I don’t know what to say. I chastise myself for not coming up with something. Isn’t there anything I can say to comfort him? But maybe it’ll make things worse…
He told me once that sometimes he says ouch because he’s had a bad memory. When we come home, I ask him about that moment in the car. “What were you thinking of?”
“Well,” he starts to tell me. “I was sitting down once with a Black colleague, and he was trash-talking our boss. I saw our boss approach behind him as he continued to bad mouth her. I don’t know why, but I didn’t say anything. I didn’t stop him. She was standing right behind him, hearing every word he said. Eventually, my colleague became aware of her presence and was humiliated. Later, he found me when we were one-on-one and started to choke me. How could you let me — why didn’t you say anything — I didn’t say anything while he was choking me. I stayed silent. Years later, he became my boss. I even invited him over to dinner at our house. I knew I shouldn’t have done that, that I should have told him to change the subject, but I don’t know why I didn’t stop him.”

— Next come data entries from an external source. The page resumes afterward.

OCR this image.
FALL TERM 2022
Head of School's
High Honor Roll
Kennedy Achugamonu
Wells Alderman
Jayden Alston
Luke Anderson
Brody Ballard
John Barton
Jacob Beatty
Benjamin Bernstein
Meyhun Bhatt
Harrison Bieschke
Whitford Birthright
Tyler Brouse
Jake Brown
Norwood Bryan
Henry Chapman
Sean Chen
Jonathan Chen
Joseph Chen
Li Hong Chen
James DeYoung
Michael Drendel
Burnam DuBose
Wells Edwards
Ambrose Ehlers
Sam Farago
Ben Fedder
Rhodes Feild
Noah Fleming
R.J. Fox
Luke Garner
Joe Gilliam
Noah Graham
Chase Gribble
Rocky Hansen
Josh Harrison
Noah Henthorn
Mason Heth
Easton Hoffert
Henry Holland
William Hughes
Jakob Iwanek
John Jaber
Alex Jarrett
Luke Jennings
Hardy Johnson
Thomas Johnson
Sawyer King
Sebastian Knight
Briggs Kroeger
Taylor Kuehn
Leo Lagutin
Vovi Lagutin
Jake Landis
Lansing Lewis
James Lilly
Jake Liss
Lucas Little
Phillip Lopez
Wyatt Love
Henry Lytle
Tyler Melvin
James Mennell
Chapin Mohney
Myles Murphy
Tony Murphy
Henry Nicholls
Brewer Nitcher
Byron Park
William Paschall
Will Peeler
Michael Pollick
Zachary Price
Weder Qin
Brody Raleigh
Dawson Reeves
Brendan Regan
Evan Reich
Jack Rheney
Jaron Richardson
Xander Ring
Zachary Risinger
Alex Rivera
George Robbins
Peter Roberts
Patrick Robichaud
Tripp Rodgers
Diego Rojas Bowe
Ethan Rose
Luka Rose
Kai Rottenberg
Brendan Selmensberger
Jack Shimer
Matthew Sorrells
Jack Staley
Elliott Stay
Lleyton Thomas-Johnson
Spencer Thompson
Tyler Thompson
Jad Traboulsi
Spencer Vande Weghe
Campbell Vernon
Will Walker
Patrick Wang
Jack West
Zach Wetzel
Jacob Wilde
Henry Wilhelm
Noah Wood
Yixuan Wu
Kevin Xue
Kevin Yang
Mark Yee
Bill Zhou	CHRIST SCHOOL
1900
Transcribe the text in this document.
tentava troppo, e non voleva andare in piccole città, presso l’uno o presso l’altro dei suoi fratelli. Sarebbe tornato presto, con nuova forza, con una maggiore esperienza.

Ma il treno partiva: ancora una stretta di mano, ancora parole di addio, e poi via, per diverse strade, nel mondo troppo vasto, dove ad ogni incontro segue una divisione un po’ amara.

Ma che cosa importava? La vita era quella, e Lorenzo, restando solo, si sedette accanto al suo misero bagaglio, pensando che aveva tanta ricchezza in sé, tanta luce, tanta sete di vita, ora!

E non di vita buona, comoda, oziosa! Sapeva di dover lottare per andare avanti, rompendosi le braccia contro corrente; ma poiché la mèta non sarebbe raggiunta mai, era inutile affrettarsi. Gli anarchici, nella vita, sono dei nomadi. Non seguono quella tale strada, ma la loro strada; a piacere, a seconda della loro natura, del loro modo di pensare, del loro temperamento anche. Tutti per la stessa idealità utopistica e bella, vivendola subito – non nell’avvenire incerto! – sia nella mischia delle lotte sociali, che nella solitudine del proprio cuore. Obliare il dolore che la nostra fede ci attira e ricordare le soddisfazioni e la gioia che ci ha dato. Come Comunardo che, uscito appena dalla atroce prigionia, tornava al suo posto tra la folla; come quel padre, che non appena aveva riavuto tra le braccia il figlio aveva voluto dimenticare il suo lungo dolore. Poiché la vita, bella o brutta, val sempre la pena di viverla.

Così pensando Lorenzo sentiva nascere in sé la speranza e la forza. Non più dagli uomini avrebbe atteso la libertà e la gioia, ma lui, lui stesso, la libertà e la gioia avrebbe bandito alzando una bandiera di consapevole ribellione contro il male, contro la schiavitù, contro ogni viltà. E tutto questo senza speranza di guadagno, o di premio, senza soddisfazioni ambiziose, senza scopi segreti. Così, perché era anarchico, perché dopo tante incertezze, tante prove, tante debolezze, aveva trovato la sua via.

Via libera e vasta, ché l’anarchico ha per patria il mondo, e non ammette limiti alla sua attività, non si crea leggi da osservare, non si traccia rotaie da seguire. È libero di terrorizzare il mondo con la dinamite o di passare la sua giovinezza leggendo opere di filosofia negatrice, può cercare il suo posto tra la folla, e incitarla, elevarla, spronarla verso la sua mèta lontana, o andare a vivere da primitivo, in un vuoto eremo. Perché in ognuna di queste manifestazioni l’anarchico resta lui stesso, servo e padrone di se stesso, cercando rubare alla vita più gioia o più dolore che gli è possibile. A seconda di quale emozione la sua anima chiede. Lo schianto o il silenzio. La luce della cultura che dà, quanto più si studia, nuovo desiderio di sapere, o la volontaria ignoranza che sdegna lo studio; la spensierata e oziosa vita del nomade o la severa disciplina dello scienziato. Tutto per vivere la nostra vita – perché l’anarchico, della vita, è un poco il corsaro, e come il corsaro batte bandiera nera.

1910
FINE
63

I stayed silent as I wondered why he didn’t get angry and report this man. Only someone with a deep sense of honor would feel guilty.
* * *
I don’t look like my father with his blond hair and blue eyes and my own darker features. I don’t talk like him as I sometimes use words awkwardly and still use a very, very slight Hispanic accent when I try to say words in old English. I can’t ever be as smart as him with his political intuition to stay out of the real opium of the masses (not religion but pseudoreligion like socialism/leftism), and I will never be able to protect our family like he could in a situation like World War III.
It’s not because he has a White man’s mind and I don’t. His personhood cannot be flattened to one dimension. He is not just a color. He has a mind that has been crafted from accepting circumstances around him and doing the best that he could with the knowledge that he had. He always tries— and tries — to make the best decision for himself and those around him. He, like everyone else, has suffered, but he, unlike everyone else, accepts full responsibility for himself so that he can best serve God.
So, here is 8 minutes or so to think about a White man. I hope these small moments of my father’s life color your vision so that you don’t see him as a White man. He is someone who has suffered tremendously in this world but still finds the courage and strength to care for and love others. I want you to be kind to him in the same way that you deserve kindness.
If it helps you soften up to him, remember that he has taken me into his home and nurtured me from the worst places in the world back to good health and safety. He has saved my life and many others. He is worthy because all lives are worthy. White man or not, he is a hero.